Pour mon amie Laurence Spee, en souvenir de notre escapade à Essaouira

   La mezouzah (hébreu : מזוזה, poteau de porte ; plur. mezouzot) est un objet apposé sur le linteau ou sur les murs de côté des portes des maisons habitées par des personnes de confession juive. Cet objet, qui en intrigue beaucoup, ressemble à un étui ayant la forme de ce coquillage assez répandu sur les plages de la Manche ou de l’Atlantique et qu’on appelle le couteau. La mezouzah renferme un mince rouleau de parchemin comportant deux passages bibliques.

La coutume s’appuie en effet sur un passage du Deutéronome où Dieu commande à Moïse de placer sur le linteau de chaque maison de son peuple la trace du sang de l'agneau pascal que les Hébreux auront sacrifié la nuit de la plaie des nouveau-nés. Ainsi Dieu passant devant la demeure l’écartera de la malédiction qu’il a promise à tous les nouveaux-nés de l’Égypte pharaonique. C’est le Livre du Deutéronome qui relate cette histoire, précisément le passage de Dt  6, 4-9 et Dt 11,13-21, relatif au Shema Israël (“Écoute Israël”). Le mot Shema commence par la lettre shin (ש). Cette lettre figure sur chaque mezouzah mais elle renvoie au mot « Shaddaï » (שדי), qui est l'un des noms de Dieu dans le judaïsme. 

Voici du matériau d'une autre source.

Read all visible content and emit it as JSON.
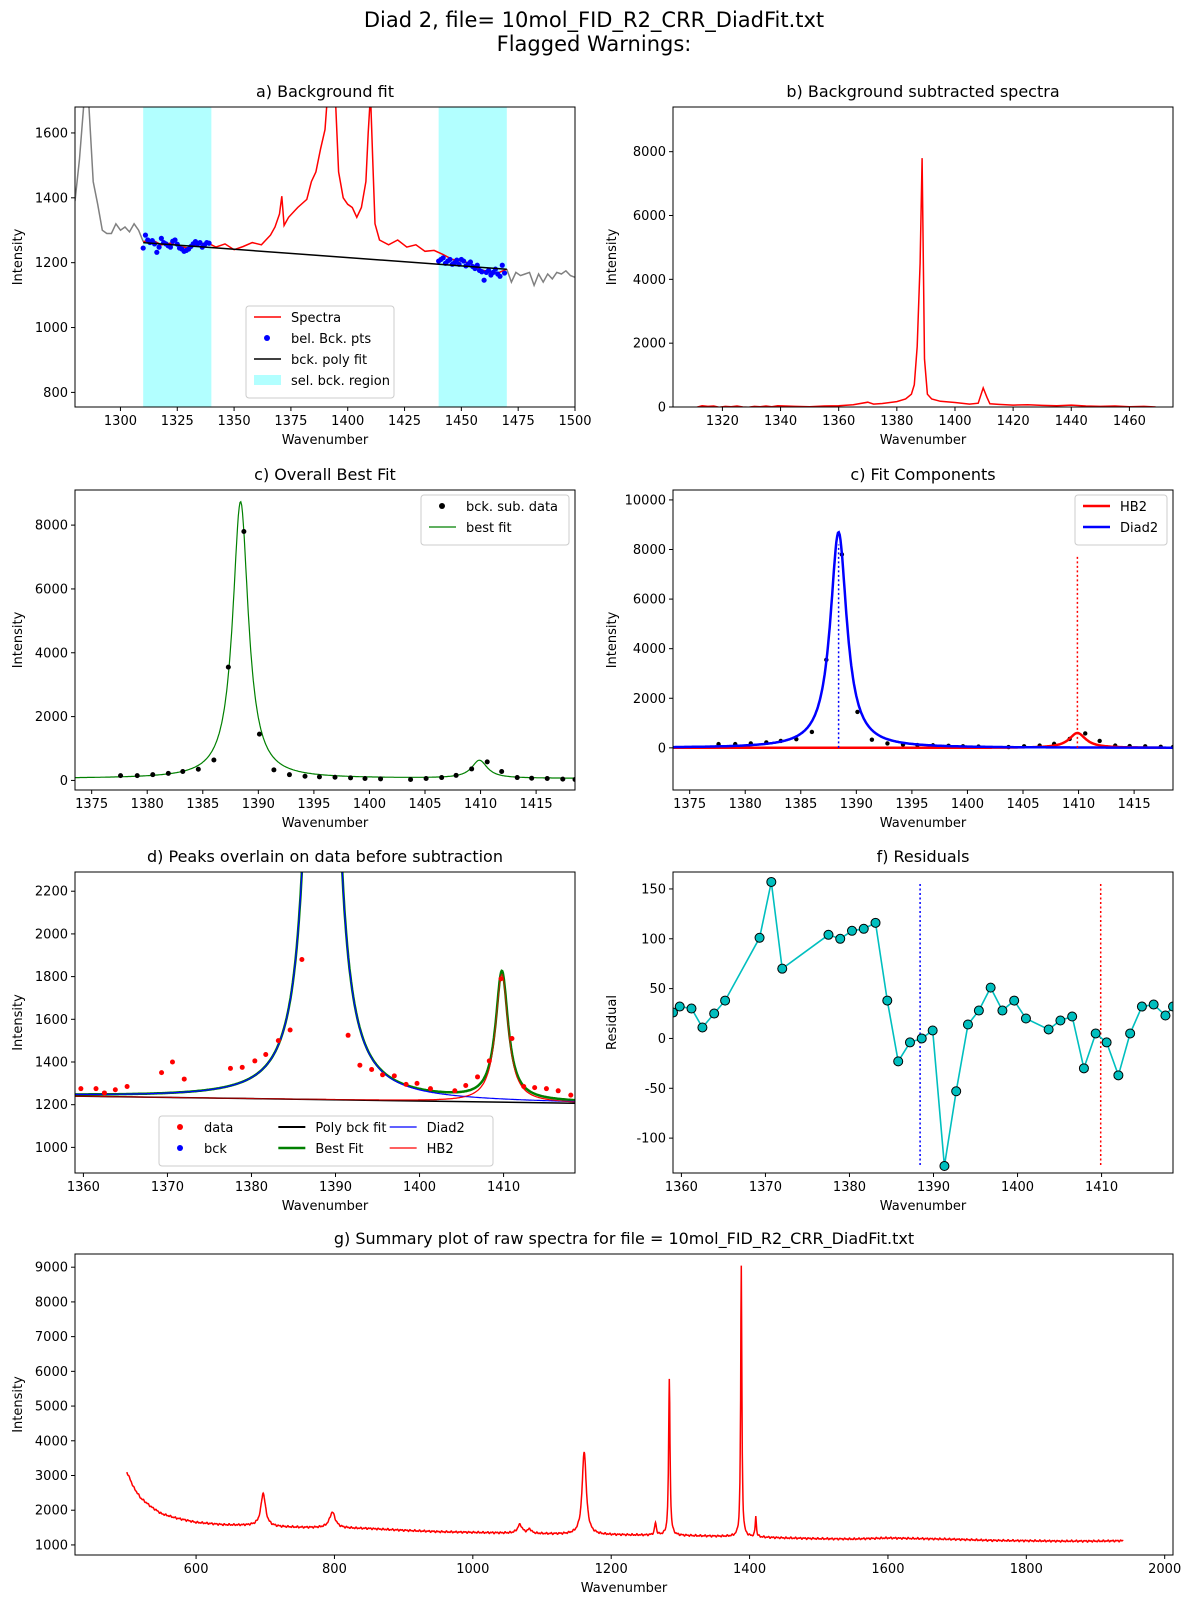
{
  "suptitle": {
    "line1": "Diad 2, file= 10mol_FID_R2_CRR_DiadFit.txt",
    "line2": "Flagged Warnings:"
  },
  "colors": {
    "spectra": "#ff0000",
    "bck_pts": "#0000ff",
    "poly": "#000000",
    "bck_region": "#00ffff",
    "best_fit_c": "#008000",
    "hb2": "#ff0000",
    "diad2": "#0000ff",
    "best_fit_d": "#008000",
    "residual_line": "#00bfbf",
    "residual_marker": "#00bfbf",
    "raw_grey": "#808080"
  },
  "chart_data": [
    {
      "id": "a",
      "type": "line",
      "title": "a) Background fit",
      "xlabel": "Wavenumber",
      "ylabel": "Intensity",
      "xlim": [
        1280,
        1500
      ],
      "ylim": [
        755,
        1680
      ],
      "xticks": [
        1300,
        1325,
        1350,
        1375,
        1400,
        1425,
        1450,
        1475,
        1500
      ],
      "yticks": [
        800,
        1000,
        1200,
        1400,
        1600
      ],
      "selected_background_regions": [
        [
          1310,
          1340
        ],
        [
          1440,
          1470
        ]
      ],
      "raw_spectrum": {
        "x": [
          1280,
          1282,
          1284,
          1286,
          1288,
          1290,
          1292,
          1294,
          1296,
          1298,
          1300,
          1302,
          1304,
          1306,
          1308,
          1310,
          1470,
          1472,
          1474,
          1476,
          1478,
          1480,
          1482,
          1484,
          1486,
          1488,
          1490,
          1492,
          1494,
          1496,
          1498,
          1500
        ],
        "y": [
          1390,
          1520,
          1700,
          1700,
          1450,
          1380,
          1300,
          1290,
          1290,
          1320,
          1300,
          1310,
          1295,
          1320,
          1300,
          1265,
          1180,
          1140,
          1170,
          1160,
          1165,
          1170,
          1130,
          1165,
          1140,
          1165,
          1150,
          1170,
          1165,
          1175,
          1160,
          1155
        ]
      },
      "spectra": {
        "x": [
          1310,
          1314,
          1318,
          1322,
          1326,
          1330,
          1334,
          1338,
          1342,
          1346,
          1350,
          1354,
          1358,
          1362,
          1366,
          1368,
          1370,
          1371,
          1372,
          1374,
          1378,
          1382,
          1384,
          1386,
          1388,
          1390,
          1392,
          1394,
          1396,
          1398,
          1400,
          1402,
          1404,
          1406,
          1408,
          1409,
          1410,
          1411,
          1412,
          1414,
          1418,
          1422,
          1426,
          1430,
          1434,
          1438,
          1442,
          1446,
          1450,
          1454,
          1458,
          1462,
          1466,
          1470
        ],
        "y": [
          1265,
          1270,
          1255,
          1260,
          1250,
          1245,
          1255,
          1262,
          1248,
          1258,
          1240,
          1250,
          1262,
          1255,
          1285,
          1310,
          1350,
          1405,
          1315,
          1340,
          1370,
          1395,
          1450,
          1480,
          1550,
          1610,
          1800,
          1800,
          1480,
          1400,
          1380,
          1370,
          1340,
          1370,
          1450,
          1600,
          1720,
          1520,
          1320,
          1270,
          1255,
          1270,
          1248,
          1255,
          1235,
          1238,
          1225,
          1210,
          1205,
          1198,
          1180,
          1172,
          1168,
          1180
        ]
      },
      "bck_points": {
        "x": [
          1310,
          1311,
          1312,
          1313,
          1314,
          1315,
          1316,
          1317,
          1318,
          1319,
          1320,
          1321,
          1322,
          1323,
          1324,
          1325,
          1326,
          1327,
          1328,
          1329,
          1330,
          1331,
          1332,
          1333,
          1334,
          1335,
          1336,
          1337,
          1338,
          1339,
          1440,
          1441,
          1442,
          1443,
          1444,
          1445,
          1446,
          1447,
          1448,
          1449,
          1450,
          1451,
          1452,
          1453,
          1454,
          1455,
          1456,
          1457,
          1458,
          1459,
          1460,
          1461,
          1462,
          1463,
          1464,
          1465,
          1466,
          1467,
          1468,
          1469
        ],
        "y": [
          1245,
          1285,
          1270,
          1262,
          1268,
          1258,
          1232,
          1248,
          1275,
          1262,
          1258,
          1252,
          1248,
          1266,
          1270,
          1257,
          1245,
          1242,
          1235,
          1238,
          1242,
          1250,
          1258,
          1265,
          1258,
          1262,
          1248,
          1255,
          1262,
          1260,
          1205,
          1210,
          1215,
          1198,
          1205,
          1210,
          1195,
          1200,
          1208,
          1195,
          1210,
          1205,
          1190,
          1196,
          1202,
          1188,
          1182,
          1192,
          1176,
          1172,
          1146,
          1170,
          1176,
          1162,
          1170,
          1180,
          1165,
          1158,
          1192,
          1168
        ]
      },
      "poly_fit": {
        "x": [
          1310,
          1470
        ],
        "y": [
          1262,
          1180
        ]
      },
      "legend": {
        "location": "lower center",
        "entries": [
          "Spectra",
          "bel. Bck. pts",
          "bck. poly fit",
          "sel. bck. region"
        ]
      }
    },
    {
      "id": "b",
      "type": "line",
      "title": "b) Background subtracted spectra",
      "xlabel": "Wavenumber",
      "ylabel": "Intensity",
      "xlim": [
        1303,
        1475
      ],
      "ylim": [
        0,
        9400
      ],
      "xticks": [
        1320,
        1340,
        1360,
        1380,
        1400,
        1420,
        1440,
        1460
      ],
      "yticks": [
        0,
        2000,
        4000,
        6000,
        8000
      ],
      "series": [
        {
          "x": [
            1311,
            1313,
            1315,
            1317,
            1319,
            1321,
            1323,
            1325,
            1327,
            1329,
            1331,
            1333,
            1335,
            1337,
            1339,
            1345,
            1350,
            1355,
            1360,
            1365,
            1370,
            1372,
            1375,
            1380,
            1383,
            1385,
            1386,
            1387,
            1388,
            1388.7,
            1389.5,
            1390.5,
            1392,
            1395,
            1400,
            1405,
            1408,
            1409.7,
            1411,
            1412,
            1415,
            1420,
            1425,
            1430,
            1435,
            1440,
            1445,
            1450,
            1455,
            1460,
            1465,
            1469
          ],
          "y": [
            -10,
            40,
            20,
            30,
            -10,
            20,
            10,
            30,
            0,
            -10,
            20,
            10,
            30,
            10,
            40,
            20,
            10,
            30,
            40,
            70,
            150,
            90,
            110,
            170,
            250,
            400,
            700,
            1900,
            4500,
            7800,
            1500,
            400,
            250,
            180,
            140,
            90,
            120,
            600,
            300,
            100,
            80,
            60,
            70,
            50,
            40,
            60,
            30,
            20,
            30,
            10,
            20,
            0
          ]
        }
      ]
    },
    {
      "id": "c1",
      "type": "line",
      "title": "c) Overall Best Fit",
      "xlabel": "Wavenumber",
      "ylabel": "Intensity",
      "xlim": [
        1373.5,
        1418.5
      ],
      "ylim": [
        -300,
        9100
      ],
      "xticks": [
        1375,
        1380,
        1385,
        1390,
        1395,
        1400,
        1405,
        1410,
        1415
      ],
      "yticks": [
        0,
        2000,
        4000,
        6000,
        8000
      ],
      "bck_sub_data": {
        "x": [
          1377.6,
          1379.1,
          1380.5,
          1381.9,
          1383.2,
          1384.6,
          1386.0,
          1387.3,
          1388.7,
          1390.1,
          1391.4,
          1392.8,
          1394.2,
          1395.5,
          1396.9,
          1398.3,
          1399.6,
          1401.0,
          1403.7,
          1405.1,
          1406.5,
          1407.8,
          1409.2,
          1410.6,
          1411.9,
          1413.3,
          1414.6,
          1416.0,
          1417.4,
          1418.5
        ],
        "y": [
          150,
          150,
          180,
          220,
          280,
          350,
          640,
          3550,
          7800,
          1450,
          330,
          180,
          130,
          110,
          100,
          80,
          60,
          50,
          30,
          60,
          90,
          160,
          360,
          580,
          280,
          90,
          70,
          60,
          40,
          30
        ]
      },
      "best_fit_peaks": [
        {
          "center": 1388.4,
          "amplitude": 8680,
          "hwhm": 0.85
        },
        {
          "center": 1409.9,
          "amplitude": 560,
          "hwhm": 0.85
        }
      ],
      "best_fit_baseline": 60,
      "legend": {
        "location": "top-right",
        "entries": [
          "bck. sub. data",
          "best fit"
        ]
      }
    },
    {
      "id": "c2",
      "type": "line",
      "title": "c) Fit Components",
      "xlabel": "Wavenumber",
      "ylabel": "Intensity",
      "xlim": [
        1373.5,
        1418.5
      ],
      "ylim": [
        -1700,
        10400
      ],
      "xticks": [
        1375,
        1380,
        1385,
        1390,
        1395,
        1400,
        1405,
        1410,
        1415
      ],
      "yticks": [
        0,
        2000,
        4000,
        6000,
        8000,
        10000
      ],
      "components": [
        {
          "name": "HB2",
          "center": 1409.9,
          "amplitude": 600,
          "hwhm": 0.9
        },
        {
          "name": "Diad2",
          "center": 1388.4,
          "amplitude": 8700,
          "hwhm": 0.9
        }
      ],
      "peak_markers": [
        {
          "x": 1388.4,
          "y0": 0,
          "y1": 8200,
          "color": "blue"
        },
        {
          "x": 1409.9,
          "y0": 0,
          "y1": 7800,
          "color": "red"
        }
      ],
      "legend": {
        "location": "top-right",
        "entries": [
          "HB2",
          "Diad2"
        ]
      }
    },
    {
      "id": "d",
      "type": "line",
      "title": "d) Peaks overlain on data before subtraction",
      "xlabel": "Wavenumber",
      "ylabel": "Intensity",
      "xlim": [
        1359,
        1418.5
      ],
      "ylim": [
        880,
        2290
      ],
      "xticks": [
        1360,
        1370,
        1380,
        1390,
        1400,
        1410
      ],
      "yticks": [
        1000,
        1200,
        1400,
        1600,
        1800,
        2000,
        2200
      ],
      "data": {
        "x": [
          1359.7,
          1361.5,
          1362.5,
          1363.8,
          1365.2,
          1369.3,
          1370.6,
          1372.0,
          1377.5,
          1378.9,
          1380.4,
          1381.7,
          1383.2,
          1384.6,
          1386.0,
          1391.5,
          1392.9,
          1394.3,
          1395.6,
          1397.0,
          1398.4,
          1399.7,
          1401.3,
          1404.2,
          1405.5,
          1406.9,
          1408.3,
          1409.7,
          1411.0,
          1412.4,
          1413.7,
          1415.1,
          1416.5,
          1418.0
        ],
        "y": [
          1275,
          1275,
          1255,
          1270,
          1285,
          1350,
          1400,
          1320,
          1370,
          1375,
          1405,
          1435,
          1500,
          1550,
          1880,
          1525,
          1385,
          1365,
          1340,
          1335,
          1295,
          1300,
          1275,
          1265,
          1290,
          1330,
          1405,
          1790,
          1510,
          1285,
          1280,
          1275,
          1265,
          1245
        ]
      },
      "poly_bck": {
        "x": [
          1359,
          1418.5
        ],
        "y": [
          1240,
          1207
        ]
      },
      "best_fit": [
        {
          "name": "Diad2",
          "center": 1388.4,
          "amplitude": 8700,
          "hwhm": 0.9
        },
        {
          "name": "HB2",
          "center": 1409.8,
          "amplitude": 600,
          "hwhm": 0.9
        }
      ],
      "legend": {
        "location": "lower center",
        "entries": [
          "data",
          "bck",
          "Poly bck fit",
          "Best Fit",
          "Diad2",
          "HB2"
        ]
      }
    },
    {
      "id": "f",
      "type": "line",
      "title": "f) Residuals",
      "xlabel": "Wavenumber",
      "ylabel": "Residual",
      "xlim": [
        1359,
        1418.5
      ],
      "ylim": [
        -135,
        167
      ],
      "xticks": [
        1360,
        1370,
        1380,
        1390,
        1400,
        1410
      ],
      "yticks": [
        -100,
        -50,
        0,
        50,
        100,
        150
      ],
      "residuals": {
        "x": [
          1359.0,
          1359.8,
          1361.2,
          1362.5,
          1363.9,
          1365.2,
          1369.3,
          1370.7,
          1372.0,
          1377.5,
          1378.9,
          1380.3,
          1381.7,
          1383.1,
          1384.5,
          1385.8,
          1387.2,
          1388.6,
          1389.9,
          1391.3,
          1392.7,
          1394.1,
          1395.4,
          1396.8,
          1398.2,
          1399.6,
          1401.0,
          1403.7,
          1405.1,
          1406.5,
          1407.9,
          1409.3,
          1410.6,
          1412.0,
          1413.4,
          1414.8,
          1416.2,
          1417.6,
          1418.5
        ],
        "y": [
          26,
          32,
          30,
          11,
          25,
          38,
          101,
          157,
          70,
          104,
          100,
          108,
          110,
          116,
          38,
          -23,
          -4,
          0,
          8,
          -128,
          -53,
          14,
          28,
          51,
          28,
          38,
          20,
          9,
          18,
          22,
          -30,
          5,
          -4,
          -37,
          5,
          32,
          34,
          23,
          32
        ]
      },
      "peak_markers": [
        {
          "x": 1388.4,
          "y0": -127,
          "y1": 155,
          "color": "blue"
        },
        {
          "x": 1409.9,
          "y0": -127,
          "y1": 155,
          "color": "red"
        }
      ]
    },
    {
      "id": "g",
      "type": "line",
      "title": "g) Summary plot of raw spectra for file = 10mol_FID_R2_CRR_DiadFit.txt",
      "xlabel": "Wavenumber",
      "ylabel": "Intensity",
      "xlim": [
        425,
        2012
      ],
      "ylim": [
        710,
        9380
      ],
      "xticks": [
        600,
        800,
        1000,
        1200,
        1400,
        1600,
        1800,
        2000
      ],
      "yticks": [
        1000,
        2000,
        3000,
        4000,
        5000,
        6000,
        7000,
        8000,
        9000
      ],
      "baseline": {
        "x": [
          500,
          510,
          520,
          535,
          550,
          570,
          600,
          640,
          680,
          720,
          760,
          800,
          850,
          900,
          950,
          1000,
          1050,
          1100,
          1150,
          1200,
          1250,
          1300,
          1350,
          1400,
          1450,
          1500,
          1550,
          1600,
          1650,
          1700,
          1750,
          1800,
          1850,
          1900,
          1940
        ],
        "y": [
          3100,
          2650,
          2350,
          2100,
          1900,
          1780,
          1650,
          1580,
          1560,
          1520,
          1500,
          1490,
          1470,
          1420,
          1380,
          1360,
          1340,
          1320,
          1300,
          1290,
          1280,
          1270,
          1250,
          1230,
          1200,
          1180,
          1170,
          1200,
          1180,
          1160,
          1130,
          1120,
          1110,
          1110,
          1120
        ]
      },
      "peaks": [
        {
          "center": 697,
          "amplitude": 950,
          "hwhm": 4
        },
        {
          "center": 797,
          "amplitude": 450,
          "hwhm": 5
        },
        {
          "center": 1068,
          "amplitude": 250,
          "hwhm": 4
        },
        {
          "center": 1082,
          "amplitude": 120,
          "hwhm": 3
        },
        {
          "center": 1161,
          "amplitude": 2400,
          "hwhm": 3.5
        },
        {
          "center": 1264,
          "amplitude": 350,
          "hwhm": 1.5
        },
        {
          "center": 1284,
          "amplitude": 4500,
          "hwhm": 1.2
        },
        {
          "center": 1388,
          "amplitude": 7800,
          "hwhm": 1.0
        },
        {
          "center": 1409,
          "amplitude": 600,
          "hwhm": 1.0
        }
      ]
    }
  ]
}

Chacun des courants juifs adapte à sa propre tradition la pose de la mezouzah. Les Samaritains gravent depuis toujours les passages bibliques au-dessus de leur porte d'entrée, tandis que les Juifs rabbanites, reprenant les mêmes extraits du Deutéronome, les tracent sur un morceau de parchemin qu’ils replient dans l’étui qu’ils appliquent aux linteaux de la plupart des portes de leur habitation. Les Karaïtes, fidèles à l’écrit de la Bible et opposés à la loi orale rabbinique, remplacent la mezouzah par une plaque symbolisant les dix commandements.

La coutume veut à présent que la mezouzah soit placée à l'entrée de la synagogue et de tous les lieux

où les Juifs résident en général. L'étui est fixé à droite de l'entrée, en biais ou verticalement, et à une hauteur équivalente au tiers de la hauteur du montant de la porte à partir du linteau. La mezouzah est, depuis le Moyen Âge, posée en biais pour faire un compromis entre l'avis du Grand Rachi (1) préconisant une position verticale, et celui de son petit-fils, préconisant une position horizontale. La communauté juive séfarade suit l'avis de Rachi et a adopté la position uniquement verticale. Avant de la fixer on prononce une bénédiction.

Le parchemin, fait de la peau d'un animal pur, est calligraphié par un scribe habilité à cette tâche. On fait vérifier régulièrement (deux fois tous les sept ans) ce parchemin afin de s'assurer que le texte est toujours en bon état. La lettre Shin de l'alphabet hébreu est généralement visible sur le boîtier qui protège le parchemin enroulé à l'intérieur. 

La mezouzah n’est ni une amulette ni un fétiche. Le Talmud explique cependant que la mezouzah assure la protection divine sur la maison juive : tandis qu'un roi humain réside dans son palais, gardé à l'extérieur par ses serviteurs, le Roi de l'univers —au contraire— protège lui-même le lieu de résidence de ses fidèles.

Les plus fervents ont l'habitude de toucher ou d'embrasser la mezouzah en franchissant le seuil.

L'esthétique du boîtier de la mezouzah est aujourd'hui très diversifiée, les fabricants et artisans rivalisant d'originalité pour les matériaux utilisés (bois, plastique, métal, verre ou pierre), son décor et le graphisme de la lettre Shin (ש). 

 

Gérard LEROY, le 30 mai 2014

(1) Rachi (Rabbin Salomon Itzhaki (1040-1105), vigneron champenois, mort à Troyes, considéré comme le plus grand exégète de la Bible et du Talmud, et dont les commentaires font toujours partie intégrante des études juives.